Salvador adormeceu e sonhou que tinha em suas mãos um ovo de galinha do qual quebrava dentro de uma tigela de barro. Sabia que não gostava de ter sonhos, por que estes lhe transportavam para mundos distantes e incomuns, onde era outra pessoa, com novas verdades, outros poderes, outra aparência, forte, sem medos, corajoso, viril, capaz de assumir lutas onde sempre saia-se vencedor. Na cama se agitava violentamente tentando retroceder do sonho, impedir a divisão dos dois seres, um que dormia ali e flutuava abandonando o corpo, que navegava em fantasias mágicas e o outro, que ficava preso ao corpo observando tudo em volta sem muitas vezes ter o que fazer. Tentava acordar-se buscando lembranças do mundo real.
Fazia uma força descomunal, até sentir sua matéria tremer para retornar a o consciente, acordar. Algumas vezes até conseguia. No outro dia, quando despertou, ainda cansado, lembrou assustado daquela luta e de suas aventuras no outro mundo, temendo chegar o momento que não mais pudesse retornar a sua vida imperfeita...

Salvador e a bruxa

A bruxa buscava Salvador, quando este dormia, cansado, quase hipnotizado das rotinas de seus dias normais. Esperava o estagio certo de sua entrega ao sono e então invadia-o sem permissão, induzindo-o a sonhos estranhos, dividindo-o em dois seres; O que segurava sua mão para passeios mágicos e o que ficava na espreita cuidando para que o corpo não se fosse. Voavam sobre telhados e causavam transformações, assumiam lutas e desvendavam mistérios incompreensíveis. Ela sabia que ele era um dos escolhidos e precisava inicia-lo mesmo sabendo de sua resistência, de seu apego as situações comuns de sua paralela vida.
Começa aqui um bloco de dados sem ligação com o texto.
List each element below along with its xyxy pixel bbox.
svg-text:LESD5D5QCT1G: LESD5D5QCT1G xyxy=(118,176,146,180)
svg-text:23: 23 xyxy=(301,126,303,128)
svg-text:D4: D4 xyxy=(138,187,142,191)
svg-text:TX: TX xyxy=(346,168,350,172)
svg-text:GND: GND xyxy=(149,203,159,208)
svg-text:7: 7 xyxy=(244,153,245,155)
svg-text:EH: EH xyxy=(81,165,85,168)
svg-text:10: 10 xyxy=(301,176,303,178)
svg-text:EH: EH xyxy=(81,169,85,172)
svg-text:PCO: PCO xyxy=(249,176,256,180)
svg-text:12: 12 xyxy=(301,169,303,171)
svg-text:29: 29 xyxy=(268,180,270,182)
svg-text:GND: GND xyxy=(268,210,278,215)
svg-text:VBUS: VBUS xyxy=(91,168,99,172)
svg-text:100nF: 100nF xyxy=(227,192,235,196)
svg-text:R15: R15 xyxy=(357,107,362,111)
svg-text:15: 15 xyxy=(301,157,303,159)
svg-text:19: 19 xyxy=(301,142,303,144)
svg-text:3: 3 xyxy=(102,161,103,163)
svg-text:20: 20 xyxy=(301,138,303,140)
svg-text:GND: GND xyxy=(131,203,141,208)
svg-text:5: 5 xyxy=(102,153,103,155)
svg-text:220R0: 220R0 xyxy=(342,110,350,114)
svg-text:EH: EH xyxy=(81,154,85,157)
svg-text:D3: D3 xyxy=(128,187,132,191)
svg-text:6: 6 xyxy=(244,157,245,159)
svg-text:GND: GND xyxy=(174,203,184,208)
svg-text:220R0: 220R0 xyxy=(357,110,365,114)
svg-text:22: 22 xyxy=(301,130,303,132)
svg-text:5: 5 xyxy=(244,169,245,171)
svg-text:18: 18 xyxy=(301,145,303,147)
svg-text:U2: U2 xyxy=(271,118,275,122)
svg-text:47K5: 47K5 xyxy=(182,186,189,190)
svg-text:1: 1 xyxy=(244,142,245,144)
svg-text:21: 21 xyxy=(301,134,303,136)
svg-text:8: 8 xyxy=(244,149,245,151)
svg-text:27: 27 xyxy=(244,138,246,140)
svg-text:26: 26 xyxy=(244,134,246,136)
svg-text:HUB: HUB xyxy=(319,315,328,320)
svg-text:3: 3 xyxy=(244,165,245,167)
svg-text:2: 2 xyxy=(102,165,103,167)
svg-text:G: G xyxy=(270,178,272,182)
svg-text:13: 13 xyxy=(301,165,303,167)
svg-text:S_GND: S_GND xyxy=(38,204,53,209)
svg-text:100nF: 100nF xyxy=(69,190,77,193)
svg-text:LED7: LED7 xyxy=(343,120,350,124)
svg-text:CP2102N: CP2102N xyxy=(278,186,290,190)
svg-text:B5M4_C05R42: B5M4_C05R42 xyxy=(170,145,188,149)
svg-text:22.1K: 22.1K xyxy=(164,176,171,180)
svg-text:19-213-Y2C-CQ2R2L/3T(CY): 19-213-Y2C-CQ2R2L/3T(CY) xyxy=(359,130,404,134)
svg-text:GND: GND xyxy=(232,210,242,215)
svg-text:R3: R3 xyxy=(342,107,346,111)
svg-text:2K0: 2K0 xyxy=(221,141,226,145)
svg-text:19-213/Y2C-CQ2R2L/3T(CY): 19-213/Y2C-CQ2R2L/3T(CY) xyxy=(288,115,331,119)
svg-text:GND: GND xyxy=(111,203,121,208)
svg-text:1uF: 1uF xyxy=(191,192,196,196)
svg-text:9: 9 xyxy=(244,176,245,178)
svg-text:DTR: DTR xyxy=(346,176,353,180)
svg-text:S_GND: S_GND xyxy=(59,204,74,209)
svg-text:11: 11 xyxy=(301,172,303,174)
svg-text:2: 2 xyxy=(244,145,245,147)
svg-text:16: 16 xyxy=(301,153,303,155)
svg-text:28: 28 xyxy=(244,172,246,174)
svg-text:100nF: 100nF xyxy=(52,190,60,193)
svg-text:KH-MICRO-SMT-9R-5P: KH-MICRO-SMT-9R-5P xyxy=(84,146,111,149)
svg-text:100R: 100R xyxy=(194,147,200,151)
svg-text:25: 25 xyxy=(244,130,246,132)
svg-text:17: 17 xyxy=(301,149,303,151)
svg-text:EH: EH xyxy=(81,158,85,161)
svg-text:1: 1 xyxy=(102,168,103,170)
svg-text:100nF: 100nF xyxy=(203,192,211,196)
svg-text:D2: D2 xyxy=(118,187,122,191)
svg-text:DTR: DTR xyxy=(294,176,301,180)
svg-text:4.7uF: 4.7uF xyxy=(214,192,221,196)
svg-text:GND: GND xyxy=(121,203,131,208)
Um dia, presenteou-o com uma pedra azul, que dizia ser magia, incomum, oferecida exclusivamente para ele, que era também incomum, na esperança de conduzi-lo a o que ela achava ser inevitável...

A maré

O mar invadiu de repente o calçadão decorado, onde as pessoas caminhavam e dali podiam admirar toda a sua grandeza, o seu poder e beleza. Corroeu por baixo, formando crateras, túneis, expondo raízes; Lambeu por cima roubando os ladrilhos portugueses que enfeitavam o passeio, manchando muros, arrancando flores, arrebentando degraus. Num dia beleza e no outro total destruição. As pessoas atônitas, e com supostas respostas, foram embora arriscando motivos para todo aquele estrago impiedoso.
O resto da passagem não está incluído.